The only other gripe is that there are a lot of setting strings for references in the editor so you need to be careful when using them in code that you spell them correctly and are aware that they are case sensitive. For example you may have set an animation called “funnyWalk1” in the editor so when you code it in GDScript you need to use something like below:
if velocity.x != 0: $AnimatedSprite2D.animation = "funnyWalk1"
It would be nice if there was some kind of style checker or linter that could roll over your code for strings and do a fuzzy match against the instances in the editor and tell you when you used FunnyWalk1 or funnywalk1 or funnywolk1 or funmyWalk1 etc.
Inspector Access
Using the export
keyword on the first variable speed
allows us to set its value in the Inspector
@export var speed = 400 # How fast the player will move (pixels/sec).
Functions
func _process(delta): rotation += angular_speed * delta
Here, rotation
is a property inherited from the class Node2D
, which Sprite2D
extends. It controls the rotation of our node and works with radians.
The func
keyword defines a new function. After it, we have to write the function’s name and arguments it takes in parentheses. A colon ends the definition, and the indented blocks that follow are the function’s content or instructions.

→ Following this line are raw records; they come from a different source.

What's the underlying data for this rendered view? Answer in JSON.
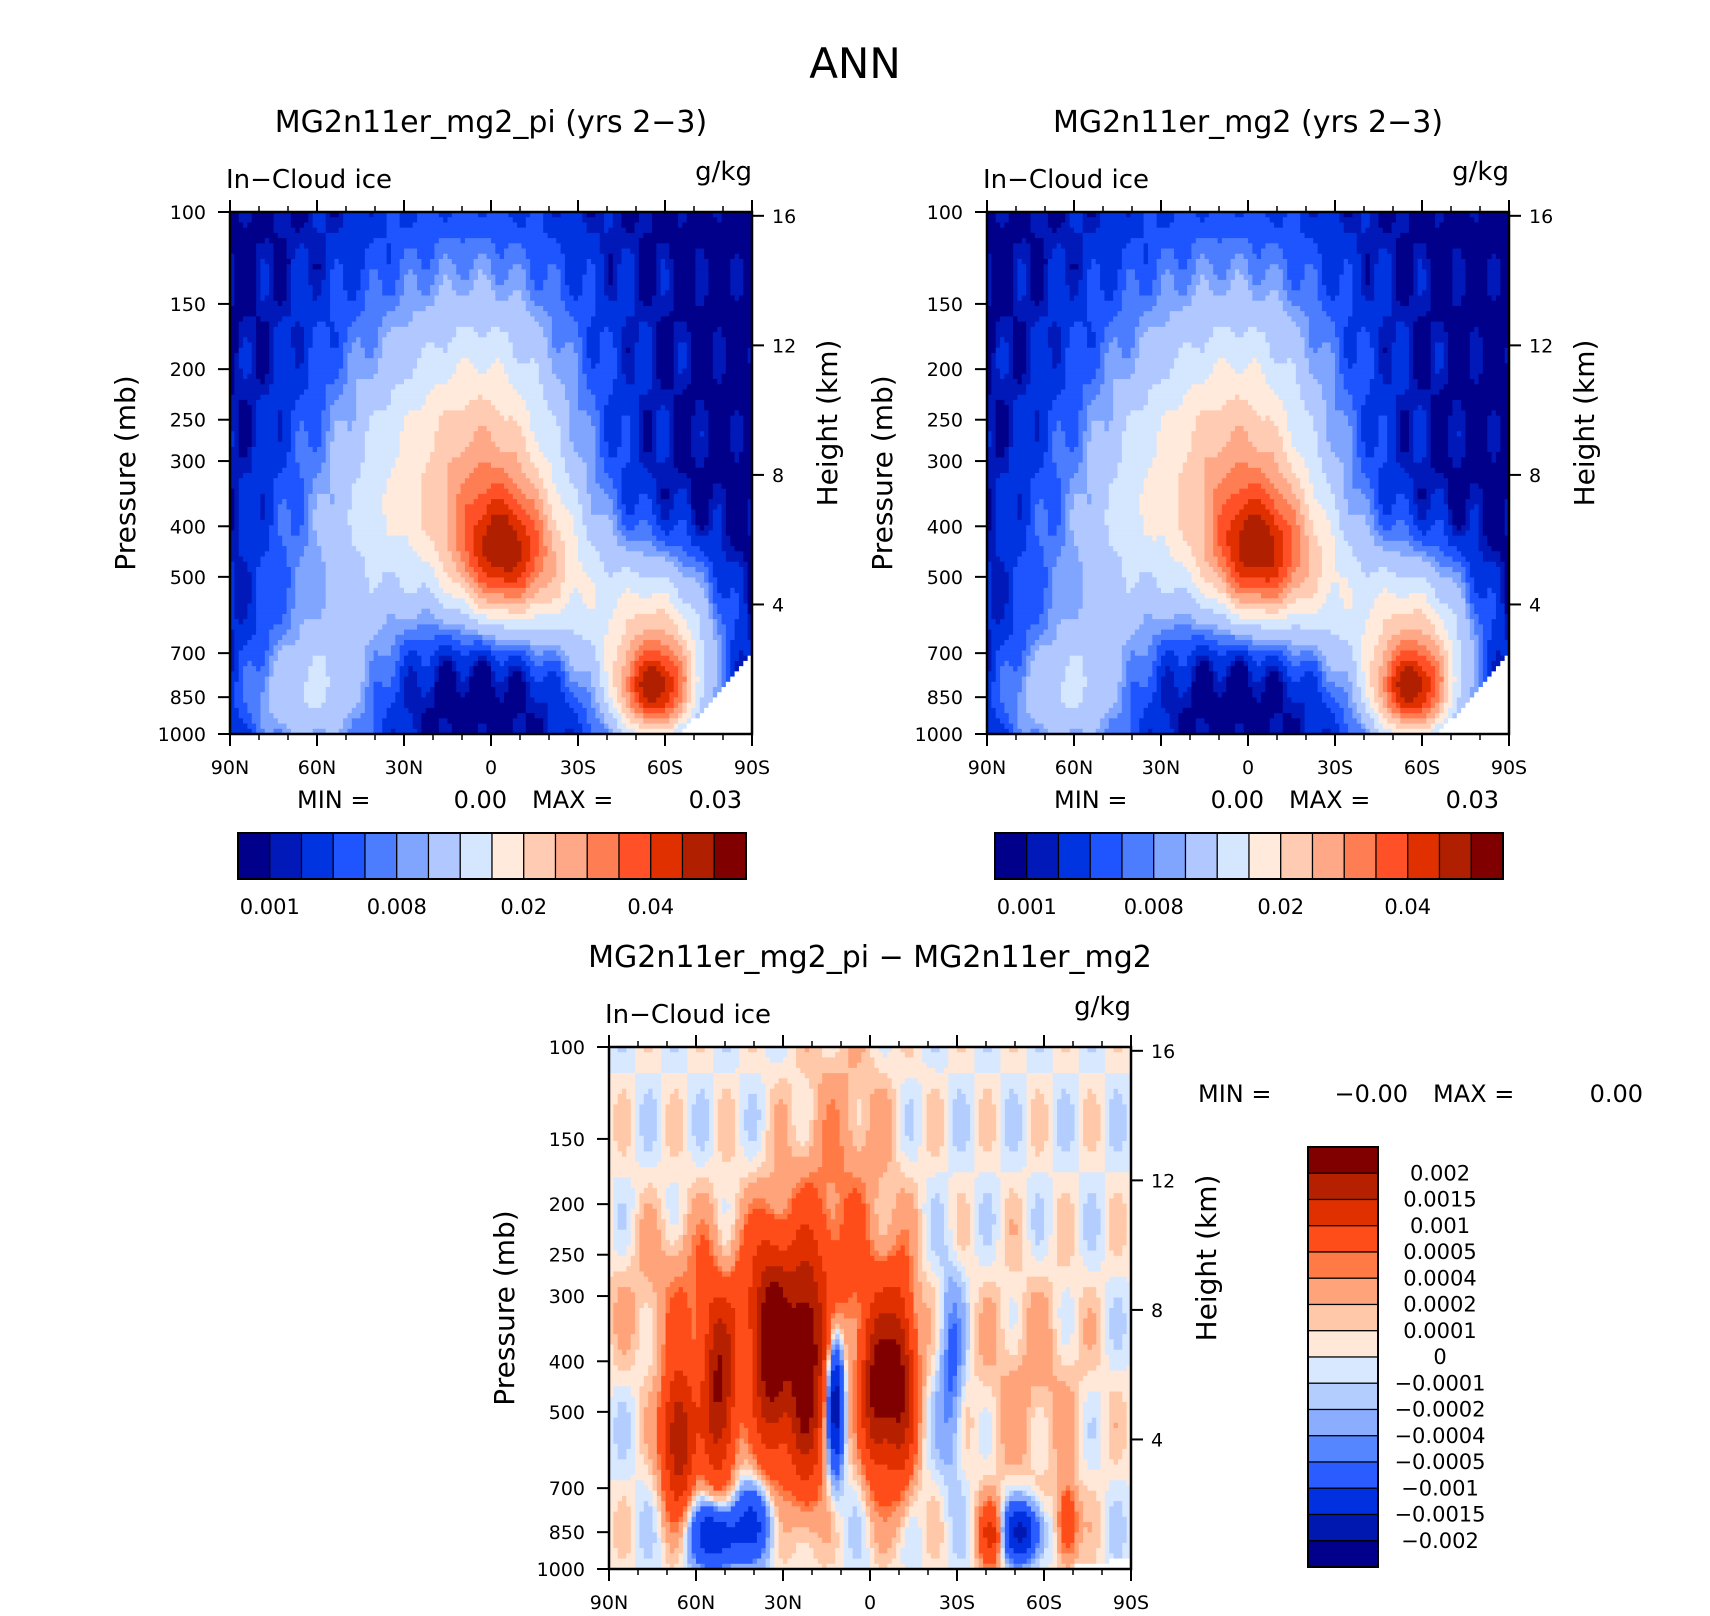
{
  "figure_title": "ANN",
  "chart_data": [
    {
      "type": "heatmap",
      "title": "MG2n11er_mg2_pi (yrs 2-3)",
      "variable_label": "In-Cloud ice",
      "units": "g/kg",
      "ylabel": "Pressure (mb)",
      "ylabel_right": "Height (km)",
      "x_ticks": [
        "90N",
        "60N",
        "30N",
        "0",
        "30S",
        "60S",
        "90S"
      ],
      "y_ticks": [
        "100",
        "150",
        "200",
        "250",
        "300",
        "400",
        "500",
        "700",
        "850",
        "1000"
      ],
      "y2_ticks": [
        "16",
        "12",
        "8",
        "4"
      ],
      "stats": {
        "min_label": "MIN =",
        "min_value": "0.00",
        "max_label": "MAX =",
        "max_value": "0.03"
      },
      "colorbar_labels": [
        "0.001",
        "0.008",
        "0.02",
        "0.04"
      ],
      "colorbar_colors": [
        "#00008a",
        "#0019b8",
        "#0034e0",
        "#1e55ff",
        "#4d7dff",
        "#80a5ff",
        "#b0c8ff",
        "#d5e6ff",
        "#ffeadc",
        "#ffcbb3",
        "#ffa888",
        "#ff7d52",
        "#ff5028",
        "#e03000",
        "#b02000",
        "#800000"
      ],
      "field_features": [
        "tropical ice maximum near 500 mb, 0-10N",
        "southern high-latitude low-level maximum near 850 mb, 55-60S",
        "no data over Antarctic surface 65S-90S"
      ]
    },
    {
      "type": "heatmap",
      "title": "MG2n11er_mg2 (yrs 2-3)",
      "variable_label": "In-Cloud ice",
      "units": "g/kg",
      "ylabel": "Pressure (mb)",
      "ylabel_right": "Height (km)",
      "x_ticks": [
        "90N",
        "60N",
        "30N",
        "0",
        "30S",
        "60S",
        "90S"
      ],
      "y_ticks": [
        "100",
        "150",
        "200",
        "250",
        "300",
        "400",
        "500",
        "700",
        "850",
        "1000"
      ],
      "y2_ticks": [
        "16",
        "12",
        "8",
        "4"
      ],
      "stats": {
        "min_label": "MIN =",
        "min_value": "0.00",
        "max_label": "MAX =",
        "max_value": "0.03"
      },
      "colorbar_labels": [
        "0.001",
        "0.008",
        "0.02",
        "0.04"
      ],
      "colorbar_colors": [
        "#00008a",
        "#0019b8",
        "#0034e0",
        "#1e55ff",
        "#4d7dff",
        "#80a5ff",
        "#b0c8ff",
        "#d5e6ff",
        "#ffeadc",
        "#ffcbb3",
        "#ffa888",
        "#ff7d52",
        "#ff5028",
        "#e03000",
        "#b02000",
        "#800000"
      ]
    },
    {
      "type": "heatmap",
      "title": "MG2n11er_mg2_pi - MG2n11er_mg2",
      "variable_label": "In-Cloud ice",
      "units": "g/kg",
      "ylabel": "Pressure (mb)",
      "ylabel_right": "Height (km)",
      "x_ticks": [
        "90N",
        "60N",
        "30N",
        "0",
        "30S",
        "60S",
        "90S"
      ],
      "y_ticks": [
        "100",
        "150",
        "200",
        "250",
        "300",
        "400",
        "500",
        "700",
        "850",
        "1000"
      ],
      "y2_ticks": [
        "16",
        "12",
        "8",
        "4"
      ],
      "stats": {
        "min_label": "MIN =",
        "min_value": "-0.00",
        "max_label": "MAX =",
        "max_value": "0.00"
      },
      "colorbar_labels": [
        "0.002",
        "0.0015",
        "0.001",
        "0.0005",
        "0.0004",
        "0.0002",
        "0.0001",
        "0",
        "-0.0001",
        "-0.0002",
        "-0.0004",
        "-0.0005",
        "-0.001",
        "-0.0015",
        "-0.002"
      ],
      "colorbar_colors": [
        "#800000",
        "#b52000",
        "#e03000",
        "#ff4d1a",
        "#ff7a45",
        "#ffa47a",
        "#ffc8a8",
        "#ffe8d8",
        "#d8e8ff",
        "#b3cdff",
        "#8aadff",
        "#5585ff",
        "#2a5cff",
        "#0030e0",
        "#0018b0",
        "#00008a"
      ]
    }
  ]
}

Note: Notice how _process()
, like _init()
, starts with a leading underscore. These are Godot’s built-in functions you can override to communicate with the engine.
_process()
is called every frame (it’s the equivalent of Update() in Unity).
I have my Snippets of GD Script here: https://github.com/zuluonezero/GodotSnippets
Differences Between Godot 3 and 4.
Spacial renamed to Node3d in v4.
Godot 4.0: nonexistent function “instance” in base PackedScene Instance is Godot 3, on 4 is instantiate()
PathFollow, offset (the path length moved from the beginning in distance units). PathFollow2D, you’ll see that it no longer has offset as an attribute – the new name is “progress”.
V3 has linear_interpolation in V4 it has been replaced with lerp.